= National Board of Boiler and Pressure Vessel Inspectors =

The National Board of Boiler and Pressure Vessel Inspectors (NBBI) is composed of chief boiler and pressure vessel inspectors representing states, cities, and provinces enforcing pressure equipment laws and regulations. These laws and regulations represent the collective input of National Board members.

== History ==
The ASME developed its boiler code in 1915. The code provided a solid reference of construction standards, but ASME lacked the authority to regulate. This was further complicated by the existence of local and state jurisdictions with their own codes and standards. This resulted in a patchwork of confusion having no basis in consistency.

On December 2, 1919, Ohio Chief Inspector Carl Myers met with chief inspectors from other jurisdictions to discuss creation of a board of inspector representatives from each of the existing jurisdictions, commencing the genesis of The National Board of Boiler and Pressure Vessel Inspectors.

== National Board Training ==
The National Board trains hundreds of boiler and pressure equipment professionals from around the world every year. National Board training facilities are located on a 16 acre wooded campus in Columbus, Ohio.

== National Board Registration ==
Pressure-retaining items can be registered with the National Board, requiring certain uniform quality standards be achieved certifying the manufacturing, testing, and inspection process. To obtain a certification the registered items have to be inspected by National Board-commissioned inspectors and built to required standards. The purpose of National Board registration is to promote safety and document specific equipment design and construction details for future use. It takes place when the manufacturer submits data reports to the National Board for items stamped with National Board numbers.
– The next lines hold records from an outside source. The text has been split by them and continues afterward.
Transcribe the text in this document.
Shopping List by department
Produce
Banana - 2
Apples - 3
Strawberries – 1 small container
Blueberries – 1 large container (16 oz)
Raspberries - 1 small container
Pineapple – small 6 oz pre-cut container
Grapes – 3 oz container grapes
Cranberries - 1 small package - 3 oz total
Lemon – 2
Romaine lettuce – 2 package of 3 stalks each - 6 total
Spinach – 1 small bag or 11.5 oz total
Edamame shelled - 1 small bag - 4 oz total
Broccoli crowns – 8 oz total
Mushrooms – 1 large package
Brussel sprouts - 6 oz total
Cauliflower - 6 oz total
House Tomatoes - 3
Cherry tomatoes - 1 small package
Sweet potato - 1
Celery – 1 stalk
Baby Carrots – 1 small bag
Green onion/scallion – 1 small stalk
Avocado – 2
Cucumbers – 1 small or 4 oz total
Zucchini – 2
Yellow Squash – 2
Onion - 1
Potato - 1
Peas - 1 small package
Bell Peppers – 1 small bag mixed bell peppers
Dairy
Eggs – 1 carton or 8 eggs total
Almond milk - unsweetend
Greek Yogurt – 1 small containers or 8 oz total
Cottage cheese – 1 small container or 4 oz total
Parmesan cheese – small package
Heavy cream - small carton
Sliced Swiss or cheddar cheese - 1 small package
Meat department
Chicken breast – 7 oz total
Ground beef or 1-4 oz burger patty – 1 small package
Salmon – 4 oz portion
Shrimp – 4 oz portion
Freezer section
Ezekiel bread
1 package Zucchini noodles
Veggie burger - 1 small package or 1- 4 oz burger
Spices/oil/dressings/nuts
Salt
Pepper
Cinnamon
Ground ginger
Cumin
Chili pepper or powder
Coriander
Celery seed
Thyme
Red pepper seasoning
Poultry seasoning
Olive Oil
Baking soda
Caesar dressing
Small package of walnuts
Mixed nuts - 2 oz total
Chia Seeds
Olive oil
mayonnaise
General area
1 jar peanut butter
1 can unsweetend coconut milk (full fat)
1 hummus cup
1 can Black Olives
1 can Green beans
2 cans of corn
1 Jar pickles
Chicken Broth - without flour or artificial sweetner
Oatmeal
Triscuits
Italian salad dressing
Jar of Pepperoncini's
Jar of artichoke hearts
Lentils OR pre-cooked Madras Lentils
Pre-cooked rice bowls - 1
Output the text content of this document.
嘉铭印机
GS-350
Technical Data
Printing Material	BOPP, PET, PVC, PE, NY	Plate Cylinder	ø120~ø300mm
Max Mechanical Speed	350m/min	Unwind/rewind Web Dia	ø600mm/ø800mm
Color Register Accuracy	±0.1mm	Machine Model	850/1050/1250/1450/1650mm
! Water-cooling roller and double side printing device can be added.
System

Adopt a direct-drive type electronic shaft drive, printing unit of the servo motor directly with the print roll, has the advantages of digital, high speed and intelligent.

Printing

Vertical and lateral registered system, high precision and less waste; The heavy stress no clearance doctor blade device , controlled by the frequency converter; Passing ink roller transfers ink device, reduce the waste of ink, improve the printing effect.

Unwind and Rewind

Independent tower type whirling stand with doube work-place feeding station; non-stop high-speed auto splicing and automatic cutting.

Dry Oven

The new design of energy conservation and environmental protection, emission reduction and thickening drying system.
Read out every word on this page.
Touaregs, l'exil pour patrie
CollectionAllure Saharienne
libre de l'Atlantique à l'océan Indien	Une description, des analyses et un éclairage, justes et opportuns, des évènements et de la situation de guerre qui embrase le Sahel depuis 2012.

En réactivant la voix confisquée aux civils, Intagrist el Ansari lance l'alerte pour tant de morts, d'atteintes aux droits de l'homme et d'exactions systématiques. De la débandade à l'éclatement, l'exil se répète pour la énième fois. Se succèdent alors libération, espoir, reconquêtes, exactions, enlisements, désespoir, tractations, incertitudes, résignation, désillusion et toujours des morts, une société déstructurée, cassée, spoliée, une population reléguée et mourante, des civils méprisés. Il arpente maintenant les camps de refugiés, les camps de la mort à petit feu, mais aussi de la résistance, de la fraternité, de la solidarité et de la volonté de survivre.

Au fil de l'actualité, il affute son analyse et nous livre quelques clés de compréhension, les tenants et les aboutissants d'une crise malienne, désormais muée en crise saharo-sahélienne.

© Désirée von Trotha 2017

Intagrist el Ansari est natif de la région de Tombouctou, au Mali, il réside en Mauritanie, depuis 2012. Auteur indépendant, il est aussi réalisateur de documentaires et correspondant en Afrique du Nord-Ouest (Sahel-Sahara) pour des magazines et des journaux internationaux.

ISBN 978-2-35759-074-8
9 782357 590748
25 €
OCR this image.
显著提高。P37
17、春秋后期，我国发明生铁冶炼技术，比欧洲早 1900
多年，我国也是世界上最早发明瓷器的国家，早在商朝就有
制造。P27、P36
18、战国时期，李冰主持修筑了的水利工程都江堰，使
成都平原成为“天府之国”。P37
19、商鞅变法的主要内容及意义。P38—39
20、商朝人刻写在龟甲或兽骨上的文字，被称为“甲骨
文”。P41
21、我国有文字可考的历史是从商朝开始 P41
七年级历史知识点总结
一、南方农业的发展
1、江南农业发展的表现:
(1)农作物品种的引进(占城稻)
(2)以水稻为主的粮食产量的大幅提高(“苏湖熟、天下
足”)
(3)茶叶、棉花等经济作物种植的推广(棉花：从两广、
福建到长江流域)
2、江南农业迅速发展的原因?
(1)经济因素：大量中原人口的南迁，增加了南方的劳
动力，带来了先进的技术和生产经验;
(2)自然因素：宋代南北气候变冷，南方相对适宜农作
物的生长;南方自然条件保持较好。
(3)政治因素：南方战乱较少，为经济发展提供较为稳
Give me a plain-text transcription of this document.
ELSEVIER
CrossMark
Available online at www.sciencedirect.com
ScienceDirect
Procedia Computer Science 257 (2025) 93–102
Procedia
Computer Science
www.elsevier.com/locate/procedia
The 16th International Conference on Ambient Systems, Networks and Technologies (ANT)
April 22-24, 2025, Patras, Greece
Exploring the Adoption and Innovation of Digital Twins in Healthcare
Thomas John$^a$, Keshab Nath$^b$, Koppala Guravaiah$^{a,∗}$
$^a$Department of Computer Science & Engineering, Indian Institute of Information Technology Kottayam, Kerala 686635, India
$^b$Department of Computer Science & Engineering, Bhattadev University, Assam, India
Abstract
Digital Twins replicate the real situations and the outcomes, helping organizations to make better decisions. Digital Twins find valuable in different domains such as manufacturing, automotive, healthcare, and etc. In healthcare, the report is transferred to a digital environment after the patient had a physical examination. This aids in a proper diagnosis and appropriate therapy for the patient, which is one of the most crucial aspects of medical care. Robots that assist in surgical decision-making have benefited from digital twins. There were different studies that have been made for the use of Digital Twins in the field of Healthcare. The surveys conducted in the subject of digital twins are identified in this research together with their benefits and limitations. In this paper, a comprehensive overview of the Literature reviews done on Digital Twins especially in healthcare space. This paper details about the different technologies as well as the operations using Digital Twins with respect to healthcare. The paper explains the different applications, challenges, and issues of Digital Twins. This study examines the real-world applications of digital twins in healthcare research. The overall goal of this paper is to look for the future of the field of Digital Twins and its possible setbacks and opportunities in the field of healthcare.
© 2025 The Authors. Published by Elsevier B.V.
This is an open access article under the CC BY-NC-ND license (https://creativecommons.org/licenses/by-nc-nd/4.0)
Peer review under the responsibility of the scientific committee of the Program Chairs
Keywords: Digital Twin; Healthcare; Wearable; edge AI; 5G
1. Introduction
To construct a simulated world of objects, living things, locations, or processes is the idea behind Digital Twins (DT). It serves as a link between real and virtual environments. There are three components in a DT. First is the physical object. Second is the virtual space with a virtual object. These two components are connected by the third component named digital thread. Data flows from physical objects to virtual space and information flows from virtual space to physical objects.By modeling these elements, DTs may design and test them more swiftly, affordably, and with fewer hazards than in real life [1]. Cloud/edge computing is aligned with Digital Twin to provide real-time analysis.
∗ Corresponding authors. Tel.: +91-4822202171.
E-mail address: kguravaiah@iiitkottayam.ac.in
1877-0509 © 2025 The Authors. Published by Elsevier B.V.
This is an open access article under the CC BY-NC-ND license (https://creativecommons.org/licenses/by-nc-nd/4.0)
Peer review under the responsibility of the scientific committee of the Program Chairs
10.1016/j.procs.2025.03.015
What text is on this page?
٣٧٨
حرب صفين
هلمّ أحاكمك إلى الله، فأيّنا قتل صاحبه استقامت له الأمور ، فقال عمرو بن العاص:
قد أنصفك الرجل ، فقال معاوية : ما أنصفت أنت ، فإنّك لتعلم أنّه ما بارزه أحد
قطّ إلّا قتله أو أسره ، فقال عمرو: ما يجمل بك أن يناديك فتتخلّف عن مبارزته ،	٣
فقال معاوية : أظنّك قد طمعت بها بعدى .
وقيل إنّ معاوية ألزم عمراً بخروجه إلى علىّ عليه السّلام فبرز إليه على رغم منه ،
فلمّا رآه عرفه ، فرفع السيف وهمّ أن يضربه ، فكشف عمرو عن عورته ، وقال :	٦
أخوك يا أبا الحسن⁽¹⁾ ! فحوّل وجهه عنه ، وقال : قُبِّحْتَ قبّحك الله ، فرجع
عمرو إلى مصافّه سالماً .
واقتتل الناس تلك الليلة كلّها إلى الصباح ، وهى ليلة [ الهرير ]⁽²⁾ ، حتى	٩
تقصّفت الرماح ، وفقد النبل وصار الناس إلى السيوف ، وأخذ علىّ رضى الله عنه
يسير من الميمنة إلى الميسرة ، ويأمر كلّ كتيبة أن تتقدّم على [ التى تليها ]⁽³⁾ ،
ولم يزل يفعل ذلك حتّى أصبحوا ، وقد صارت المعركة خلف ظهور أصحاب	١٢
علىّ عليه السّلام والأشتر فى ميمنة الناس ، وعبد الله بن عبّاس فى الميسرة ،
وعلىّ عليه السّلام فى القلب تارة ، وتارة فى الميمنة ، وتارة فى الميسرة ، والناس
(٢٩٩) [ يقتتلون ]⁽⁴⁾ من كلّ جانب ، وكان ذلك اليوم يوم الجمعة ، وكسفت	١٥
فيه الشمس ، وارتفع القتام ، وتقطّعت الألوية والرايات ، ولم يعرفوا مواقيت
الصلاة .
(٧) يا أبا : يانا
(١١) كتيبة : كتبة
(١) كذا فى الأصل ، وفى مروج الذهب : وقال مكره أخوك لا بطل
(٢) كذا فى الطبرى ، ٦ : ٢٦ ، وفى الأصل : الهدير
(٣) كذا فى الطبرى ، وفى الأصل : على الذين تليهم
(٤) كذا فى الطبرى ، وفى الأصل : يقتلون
Among the information included in the data report are: date of manufacture, materials of construction, specific details regarding design, and certification statements by both the manufacturer and inspector. Registration is required by most US jurisdictions for installation of pressure equipment. Registered pressure relief devices are stamped with a National Board NB Mark. For the manufacturer, data reports provide a form of customer service over the life of the equipment. Since 1921 there have been over 45 million data reports registered with the National Board.

== National Board Pressure Relief Department and Testing Laboratory ==

Each year, representatives from around the world travel to the National Board Testing Laboratory north of Columbus, Ohio to measure the performance of their company’s pressure relieving devices.

Tested products undergo independent certification of function and capacity. A pressure relief device meeting new construction standards and specifications permits the manufacturer to apply the National Board NB mark to new equipment. Capacity certification signifies equipment designs have been thoroughly reviewed. Additionally, it indicates the quality system has been audited and the equipment meets internationally recognized standards for preventing potential overpressure conditions in boilers and pressure vessels.

Testing is also performed to evaluate a company’s ability to properly repair pressure relief valves. Accredited repair organizations qualify to stamp the National Board VR symbol on repair nameplates.

The National Board lab supports industry research and development by testing new designs, serving as a comparative standard for other laboratories, validating new concepts, and – upon jurisdiction request – assist in boiler and pressure vessel incident investigations.